Understanding Mapeley's profitability
a The Department has limited access to information under the contract, reflecting current practice when the contract was signed in 2001. It has not assessed the benefits realised by Mapeley from the STEPS deal nor the profitability of the Mapeley Group. The Department should seek full access to Mapeley's financial information, and that provided to Mapeley's bankers in line with the Treasury's 2007 guidance on standardised private finance initiative contracts. It should establish ongoing processes to assess Mapeley's financial position and profitability, including an independent expert assessment of Mapeley's return on its original investment. Full disclosure from Mapeley should be a prerequisite for any negotiations on varying the terms of the contract.
Undertaking negotiations
b The Department has performed poorly in bringing negotiations on a number of issues to a conclusion. It has a programme under way to make greater use of the vacation allowances which may require further negotiations. The Department should consider carefully any proposals for changes to the contract or changes that will affect its use of the vacation allowances. It must not offer any concessions without corresponding benefits, and it should reassess whether it has the right commercial and legal skills to undertake these negotiations.
Setting a strategy
c The Department has no long-term strategy enabling it to balance business needs and savings potential, and lacks a shared strategy with Mapeley. The Department and Mapeley should develop a joint annual estates strategy and set up a joint strategic committee, separate to the estates management function, to establish objectives for the next five and 10 years, and for the end of the contract. These should include cost and space targets at key points, aiming to maintain space utilisation of between 10 and 12 square metres per person in line with standards recommended by the Office of Government Commerce.
Maximising value
d The opportunity to vacate 60 per cent of the estate is a significant benefit but there are also opportunities for the Department to benefit by committing to retaining some buildings. In developing its strategy, the Department should also identify buildings it wishes to retain longer term. It should examine opportunities to share in the benefits Mapeley can obtain on deals that increase property values.

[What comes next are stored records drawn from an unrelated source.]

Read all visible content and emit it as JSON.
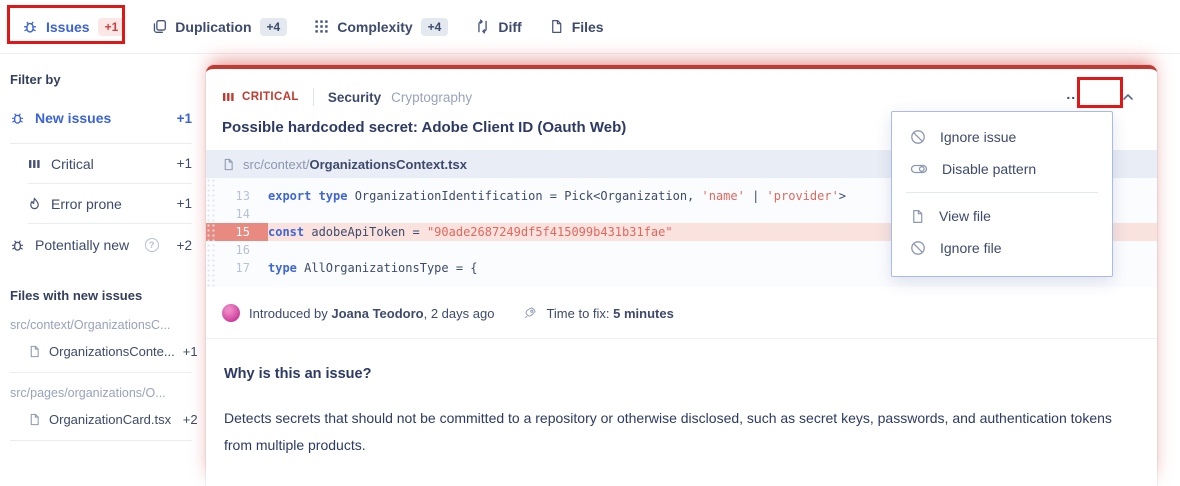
{
  "colors": {
    "accent_blue": "#3a63d8",
    "severity_red": "#c3392f",
    "annotation_red": "#e01717",
    "highlight_line_bg": "#fae2de",
    "highlight_gutter_bg": "#e88a7f",
    "filebar_bg": "#e9edf5",
    "avatar_pink": "#cf3f9d"
  },
  "tabs": [
    {
      "label": "Issues",
      "badge": "+1",
      "icon": "bug-icon",
      "active": true
    },
    {
      "label": "Duplication",
      "badge": "+4",
      "icon": "duplication-icon"
    },
    {
      "label": "Complexity",
      "badge": "+4",
      "icon": "complexity-icon"
    },
    {
      "label": "Diff",
      "icon": "diff-icon"
    },
    {
      "label": "Files",
      "icon": "files-icon"
    }
  ],
  "sidebar": {
    "filter_heading": "Filter by",
    "filters": [
      {
        "label": "New issues",
        "count": "+1",
        "icon": "bug-icon",
        "active": true
      },
      {
        "label": "Critical",
        "count": "+1",
        "icon": "severity-bars-icon"
      },
      {
        "label": "Error prone",
        "count": "+1",
        "icon": "flame-icon"
      },
      {
        "label": "Potentially new",
        "count": "+2",
        "icon": "bug-icon",
        "help_icon": "question-circle-icon"
      }
    ],
    "files_heading": "Files with new issues",
    "file_groups": [
      {
        "path": "src/context/OrganizationsC...",
        "file": "OrganizationsConte...",
        "count": "+1"
      },
      {
        "path": "src/pages/organizations/O...",
        "file": "OrganizationCard.tsx",
        "count": " +2"
      }
    ]
  },
  "issue": {
    "severity": "CRITICAL",
    "category": "Security",
    "subcategory": "Cryptography",
    "title": "Possible hardcoded secret: Adobe Client ID (Oauth Web)",
    "path_prefix": "src/context/",
    "file_name": "OrganizationsContext.tsx",
    "code_lines": [
      {
        "number": "13",
        "tokens": [
          {
            "t": "kw",
            "v": "export type"
          },
          {
            "t": "pl",
            "v": " OrganizationIdentification = Pick<Organization, "
          },
          {
            "t": "str",
            "v": "'name'"
          },
          {
            "t": "pl",
            "v": " | "
          },
          {
            "t": "str",
            "v": "'provider'"
          },
          {
            "t": "pl",
            "v": ">"
          }
        ]
      },
      {
        "number": "14",
        "tokens": []
      },
      {
        "number": "15",
        "highlight": true,
        "tokens": [
          {
            "t": "kw",
            "v": "const"
          },
          {
            "t": "pl",
            "v": " adobeApiToken = "
          },
          {
            "t": "str",
            "v": "\"90ade2687249df5f415099b431b31fae\""
          }
        ]
      },
      {
        "number": "16",
        "tokens": []
      },
      {
        "number": "17",
        "tokens": [
          {
            "t": "kw",
            "v": "type"
          },
          {
            "t": "pl",
            "v": " AllOrganizationsType = {"
          }
        ]
      }
    ],
    "meta": {
      "prefix": "Introduced by ",
      "author": "Joana Teodoro",
      "suffix": ", 2 days ago",
      "ttf_label": "Time to fix: ",
      "ttf_value": "5 minutes"
    },
    "why_heading": "Why is this an issue?",
    "why_text": "Detects secrets that should not be committed to a repository or otherwise disclosed, such as secret keys, passwords, and authentication tokens from multiple products."
  },
  "menu": {
    "trigger_label": "...",
    "items": [
      {
        "label": "Ignore issue",
        "icon": "ban-icon"
      },
      {
        "label": "Disable pattern",
        "icon": "toggle-icon"
      },
      {
        "label": "View file",
        "icon": "file-icon"
      },
      {
        "label": "Ignore file",
        "icon": "ban-icon"
      }
    ]
  }
}
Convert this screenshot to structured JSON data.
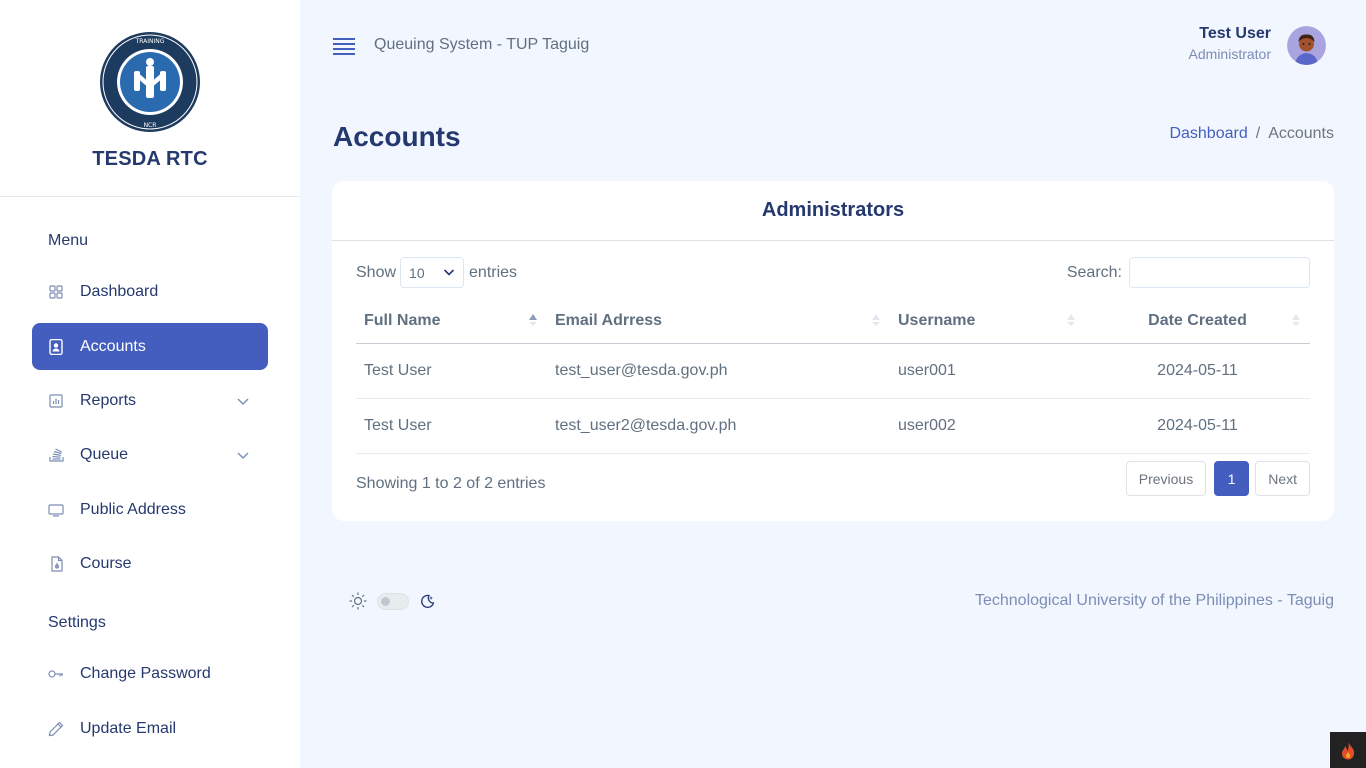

Understanding value for money
e The Department does not monitor the overall cost of the contract against initial models to understand whether it is achieving value for money, and it has not undertaken analysis on the potential savings available. Until recently it had a limited understanding of its liabilities in the event of contractor default. The Department should prepare an annual value for money assessment on the contract for its Board, including an update on costs versus forecasts, potential liabilities and risks, and available benefits.
Contract ownership
f There needs to be active management of the contract at Board level to ensure the contract represents good value for money. Current engagement is at operational level. The Department's senior management should work directly with the Mapeley Board to resolve outstanding issues, agree strategies, and manage risk.
Managing Data
g The Department uses a number of property databases which do not reconcile. It has no shared database with Mapeley. The Department and Mapeley should establish a common database, to include a complete estate inventory and specifications, and information on properties that it plans to vacate.
Managing risks
h The Department recognised that it would need strong risk management processes. It has generally reacted to risks as they materialise and has no shared risk register with Mapeley. It only began to develop a detailed business continuity plan to manage the risk of Mapeley default in January 2009. The Department should set up a comprehensive risk register that it shares with Mapeley. It should formally document its response to recommendations from commissioned reviews, and update its business continuity plan to manage the risk of contractor default.